Moving over to the admin side of the fence highlighted my ignorance for me. I suddenly had to deal with autogrowth settings run amok, file groups with an astonishing number of files in them, file groups with one file that had grown to many gigabytes, multiple transaction logs, files that didn’t seem to be used by anything, disk space running out, and so on. It’s been a challenge to get a handle on all this, and it’s most assuredly a work in progress, but at least it’s progress.

File groups represent the top level of the storage tree. They are logical constructs, a way to group the physical files that actually house the data. Every database has at least one file group, PRIMARY, by default. Many times, PRIMARY is the only file group, and everything gets dumped there. This isn’t necessarily a bad thing, but there seems to be a consensus in the SQL Server community that PRIMARY should be reserved for system objects, and additional file groups created to house the user objects. The PRIMARY file group is also the default file group, meaning that if another file group isn’t specified as part of the CREATE statement, the object will be placed on the default. You can (and likely should) specify a secondary file group as the default, to be certain that nothing but system objects reside on PRIMARY. There is a limit to the number of file groups that can be created: 32,767: but I can’t imagine anyone coming close to that number, so for all intents and purposes, you can have as many as you want or need.

Each file group, to be useful, needs at least one file in it. How many files is optimum? Things get a little fuzzy for me here. Too few can cause poor performance; so can too many. At this point, a short foray into how SQL Server uses files is necessary.

Files in a file group are used in a “round-robin” fashion, with each file receiving a share of the data. How much of a share a file receives is governed by proportional fill, so that files with larger amounts of free space receive comparably larger amounts of data. Ideally, all the files would be very close to the same size, with close to the same amount of free space, so that incoming data would be evenly and quickly distributed.

So: how many files, then? As always, the answer is, “It depends.” One file might be fine for slow growth groups such as domain values; larger, busier groups should likely have more. “Eight” seems to be a bit of a magic number for many, or a number based on NUMA cores in one fashion or another. There are many opinions on the subject out there in SQL land, and I’m still sorting through them.

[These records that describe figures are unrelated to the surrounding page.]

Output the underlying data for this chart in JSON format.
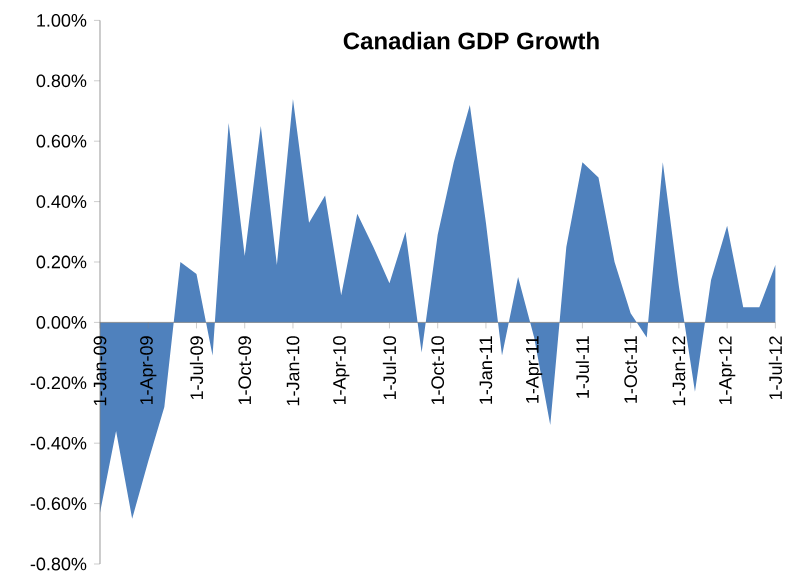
{
  "chart_data": {
    "type": "area",
    "title": "Canadian GDP Growth",
    "categories": [
      "1-Jan-09",
      null,
      null,
      "1-Apr-09",
      null,
      null,
      "1-Jul-09",
      null,
      null,
      "1-Oct-09",
      null,
      null,
      "1-Jan-10",
      null,
      null,
      "1-Apr-10",
      null,
      null,
      "1-Jul-10",
      null,
      null,
      "1-Oct-10",
      null,
      null,
      "1-Jan-11",
      null,
      null,
      "1-Apr-11",
      null,
      null,
      "1-Jul-11",
      null,
      null,
      "1-Oct-11",
      null,
      null,
      "1-Jan-12",
      null,
      null,
      "1-Apr-12",
      null,
      null,
      "1-Jul-12"
    ],
    "values": [
      -0.63,
      -0.36,
      -0.65,
      -0.46,
      -0.28,
      0.2,
      0.16,
      -0.11,
      0.66,
      0.22,
      0.65,
      0.19,
      0.74,
      0.33,
      0.42,
      0.09,
      0.36,
      0.25,
      0.13,
      0.3,
      -0.1,
      0.29,
      0.53,
      0.72,
      0.33,
      -0.11,
      0.15,
      -0.05,
      -0.34,
      0.25,
      0.53,
      0.48,
      0.2,
      0.03,
      -0.05,
      0.53,
      0.12,
      -0.23,
      0.14,
      0.32,
      0.05,
      0.05,
      0.19
    ],
    "color": "#4f81bd",
    "ylim": [
      -0.8,
      1.0
    ],
    "yticks": [
      {
        "value": -0.8,
        "label": "-0.80%"
      },
      {
        "value": -0.6,
        "label": "-0.60%"
      },
      {
        "value": -0.4,
        "label": "-0.40%"
      },
      {
        "value": -0.2,
        "label": "-0.20%"
      },
      {
        "value": 0,
        "label": "0.00%"
      },
      {
        "value": 0.2,
        "label": "0.20%"
      },
      {
        "value": 0.4,
        "label": "0.40%"
      },
      {
        "value": 0.6,
        "label": "0.60%"
      },
      {
        "value": 0.8,
        "label": "0.80%"
      },
      {
        "value": 1.0,
        "label": "1.00%"
      }
    ]
  }
}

What seems certain to me is that only one file group with only one file is not a good idea, at least not for any database of any size over a few megabytes. I’m presently wrestling with how to farm out 800GB worth of data from a single MDF file, a condition found in two of my databases. Another problem I’m faced with is file groups – usually PRIMARY – with very large numbers of files: I’ve got one database with 37 files on PRIMARY, all of varying sizes. I’m thinking that round-robin distribution and proportional fill mean SQL Server is using these files inefficiently, and I’ll need more file groups with fewer files to even things out.

As I mentioned at the start, this is new territory for me, and I’m learning as I go. What about you, reader? I’d enjoy hearing from other DBA’s about their storage trials and travails, what worked and what didn’t. This is the first of I don’t know how many parts, and in the future I’ll be writing about my progress – or the lack thereof – in understanding and making the most of SQL Server storage.